Volunteers would have scheduled shifts, similar to FreeGeek, with each shifting having a leader.  Once leaders come to know volunteers, ideally they will be able to provide reference letters, which will meet another problem that immigrants report:  every job they apply for says that they need to have Canadian experience, yet they cannot get that experience without getting a first position.

f – Expertise, ethics, and advisors
A team of advisors would be involved, to meet project needs with skillsets such as:
– immigrant services organization employee(s) and /or previous immigrants
– experienced social enterprise / cooperative / not-for-profit expert(s)
– Settlement BC / labour-immigration expert(s)
– human resources / employee law and/or volunteer expert (s)
– immigration consultant
– a sustainability advisor, particularly with ideas about how to re-use or find a home for what items the project could not use
– someone with experience with FreeGeek
– someone who works in a cross-discipline role in academia, to bring in new research results that could be useful, and/or best practices ideas from other places, and a range of disciplines

g – This project isn’t helping immigrants to gain marketable, in-demand skills.
This wouldn’t really be the goal of the project, this would be

Sewing machine donations would be sought from the general public and from the big-name sewing machine companies.

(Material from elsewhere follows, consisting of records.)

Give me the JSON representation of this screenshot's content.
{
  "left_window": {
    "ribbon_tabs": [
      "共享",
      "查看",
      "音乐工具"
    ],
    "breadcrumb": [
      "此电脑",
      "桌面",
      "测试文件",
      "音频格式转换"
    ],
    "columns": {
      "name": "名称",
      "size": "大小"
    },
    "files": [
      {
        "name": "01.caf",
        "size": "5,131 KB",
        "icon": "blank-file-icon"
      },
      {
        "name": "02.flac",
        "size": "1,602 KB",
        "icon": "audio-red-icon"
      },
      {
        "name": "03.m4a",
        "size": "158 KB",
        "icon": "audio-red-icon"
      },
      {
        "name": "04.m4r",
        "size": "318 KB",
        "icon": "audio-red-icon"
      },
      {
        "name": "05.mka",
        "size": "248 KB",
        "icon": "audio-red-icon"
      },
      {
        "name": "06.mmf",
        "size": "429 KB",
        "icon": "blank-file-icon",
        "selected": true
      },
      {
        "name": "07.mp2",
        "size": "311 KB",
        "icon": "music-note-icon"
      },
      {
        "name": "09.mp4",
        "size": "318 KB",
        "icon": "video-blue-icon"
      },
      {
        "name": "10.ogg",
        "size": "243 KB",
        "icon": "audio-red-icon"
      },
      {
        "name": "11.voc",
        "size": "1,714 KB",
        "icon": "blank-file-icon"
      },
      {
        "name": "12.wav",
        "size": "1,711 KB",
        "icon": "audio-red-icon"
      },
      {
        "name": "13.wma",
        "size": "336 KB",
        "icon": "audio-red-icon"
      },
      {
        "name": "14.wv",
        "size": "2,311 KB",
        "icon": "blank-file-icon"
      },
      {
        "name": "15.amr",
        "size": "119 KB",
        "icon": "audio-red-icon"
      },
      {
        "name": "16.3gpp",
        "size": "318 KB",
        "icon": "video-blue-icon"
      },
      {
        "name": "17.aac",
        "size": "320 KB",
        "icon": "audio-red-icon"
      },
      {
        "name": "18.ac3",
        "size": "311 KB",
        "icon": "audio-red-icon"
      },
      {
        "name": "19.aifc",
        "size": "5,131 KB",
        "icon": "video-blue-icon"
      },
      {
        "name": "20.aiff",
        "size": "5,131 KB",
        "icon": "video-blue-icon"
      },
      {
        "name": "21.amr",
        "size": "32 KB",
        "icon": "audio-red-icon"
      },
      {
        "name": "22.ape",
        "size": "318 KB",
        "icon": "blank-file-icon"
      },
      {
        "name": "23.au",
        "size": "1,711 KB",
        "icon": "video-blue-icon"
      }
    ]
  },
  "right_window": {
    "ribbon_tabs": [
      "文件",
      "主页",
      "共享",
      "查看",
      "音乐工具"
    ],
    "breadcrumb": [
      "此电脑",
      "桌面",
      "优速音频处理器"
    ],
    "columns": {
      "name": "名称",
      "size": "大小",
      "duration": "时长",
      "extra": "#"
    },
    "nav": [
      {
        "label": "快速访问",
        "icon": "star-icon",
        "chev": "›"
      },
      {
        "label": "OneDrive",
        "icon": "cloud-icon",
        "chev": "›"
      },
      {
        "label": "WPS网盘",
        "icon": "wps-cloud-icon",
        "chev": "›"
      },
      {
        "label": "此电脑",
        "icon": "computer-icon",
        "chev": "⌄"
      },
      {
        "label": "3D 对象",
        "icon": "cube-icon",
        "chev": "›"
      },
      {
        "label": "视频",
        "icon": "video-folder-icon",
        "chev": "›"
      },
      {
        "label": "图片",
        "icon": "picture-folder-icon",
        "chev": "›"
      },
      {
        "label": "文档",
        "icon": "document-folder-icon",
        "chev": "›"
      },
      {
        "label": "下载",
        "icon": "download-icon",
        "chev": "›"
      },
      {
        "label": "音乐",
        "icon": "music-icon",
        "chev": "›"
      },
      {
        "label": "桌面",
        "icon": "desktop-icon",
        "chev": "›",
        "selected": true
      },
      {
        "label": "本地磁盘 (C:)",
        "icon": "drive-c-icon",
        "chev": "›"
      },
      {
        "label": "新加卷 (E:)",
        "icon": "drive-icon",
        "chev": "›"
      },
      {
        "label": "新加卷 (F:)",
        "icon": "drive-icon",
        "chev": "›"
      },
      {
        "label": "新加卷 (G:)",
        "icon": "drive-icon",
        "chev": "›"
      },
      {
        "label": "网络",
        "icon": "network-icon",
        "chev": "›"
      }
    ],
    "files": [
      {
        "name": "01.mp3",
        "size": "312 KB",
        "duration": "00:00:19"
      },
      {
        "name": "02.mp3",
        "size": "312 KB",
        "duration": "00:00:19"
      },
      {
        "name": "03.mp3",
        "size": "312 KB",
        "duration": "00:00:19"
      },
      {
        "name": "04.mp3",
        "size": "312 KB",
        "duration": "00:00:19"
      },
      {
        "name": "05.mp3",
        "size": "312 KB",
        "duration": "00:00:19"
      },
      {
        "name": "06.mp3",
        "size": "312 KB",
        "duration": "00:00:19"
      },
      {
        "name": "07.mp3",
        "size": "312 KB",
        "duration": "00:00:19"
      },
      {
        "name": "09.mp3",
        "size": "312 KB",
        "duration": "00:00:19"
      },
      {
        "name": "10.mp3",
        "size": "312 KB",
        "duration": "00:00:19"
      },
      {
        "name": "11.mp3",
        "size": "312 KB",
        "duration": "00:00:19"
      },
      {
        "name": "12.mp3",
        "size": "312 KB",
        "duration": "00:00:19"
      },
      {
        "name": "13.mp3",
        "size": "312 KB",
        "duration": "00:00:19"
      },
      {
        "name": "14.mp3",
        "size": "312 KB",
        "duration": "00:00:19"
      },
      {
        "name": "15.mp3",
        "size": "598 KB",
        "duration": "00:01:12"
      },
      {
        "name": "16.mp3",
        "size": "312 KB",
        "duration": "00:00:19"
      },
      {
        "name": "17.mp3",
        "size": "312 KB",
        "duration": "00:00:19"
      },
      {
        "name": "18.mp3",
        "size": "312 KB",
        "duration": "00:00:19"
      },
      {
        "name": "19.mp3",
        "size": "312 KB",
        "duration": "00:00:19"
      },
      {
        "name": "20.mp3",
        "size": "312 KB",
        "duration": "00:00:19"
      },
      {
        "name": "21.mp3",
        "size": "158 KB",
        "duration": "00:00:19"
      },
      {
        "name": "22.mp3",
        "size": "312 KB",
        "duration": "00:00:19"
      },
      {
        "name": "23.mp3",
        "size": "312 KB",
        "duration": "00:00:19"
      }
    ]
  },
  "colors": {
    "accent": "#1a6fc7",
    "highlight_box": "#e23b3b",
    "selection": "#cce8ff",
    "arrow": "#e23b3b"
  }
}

In-kind donations would also be sought:
– first aid training (lots of cutting and slicing tools would likely be needed on site)
– thread, scissors, bobbins, sewing patterns…
– partnerships with fashion schools – fashion students mentor our project’s members, teaching basic sewing skills initially (thereafter members would teach members), then instructing on beginner design
– partnerships with other community groups to share knowledge, eg. volunteers to teach quilting classes, & fabric art
– dictionaries, from as many languages as possible to English

Underlying long-term goals:

– collaborative
– knowledge-sharing
– women and men
– capacity-building
– those involved in the project working directly with immigrants would need previous work or volunteer experience, including training, with immigrant service organizations or other experience working with people who speak very little English.
– social enterprise – if the project can become for-profit, all volunteer positions should become paid
– develop evening programs at the location, including volunteers teaching creative writing classes, volunteers teaching art classes, collaborations in global music.  Because of this goal, the location would need to be an area where a woman on her own could feel fairly safe on her own at night
– funding for one-stop-shop immigration positions, to assist immigrants who often have intense needs for information which is very difficult to come by in the Canadian/BC system.  A part of the space with resources and real-human-being assistance with what are often cross-sector logistical questions to do with being  newcomers — a citizen’s office, as part of the space

Oct 11 update:  Came across a ‘textile recycling’ association … so great this exists… now trying to dig some info re: how much of the 85% unusued clothing donations are making it to their members.  What % has that 85% been reduced to in one city, in the city of Vancouver?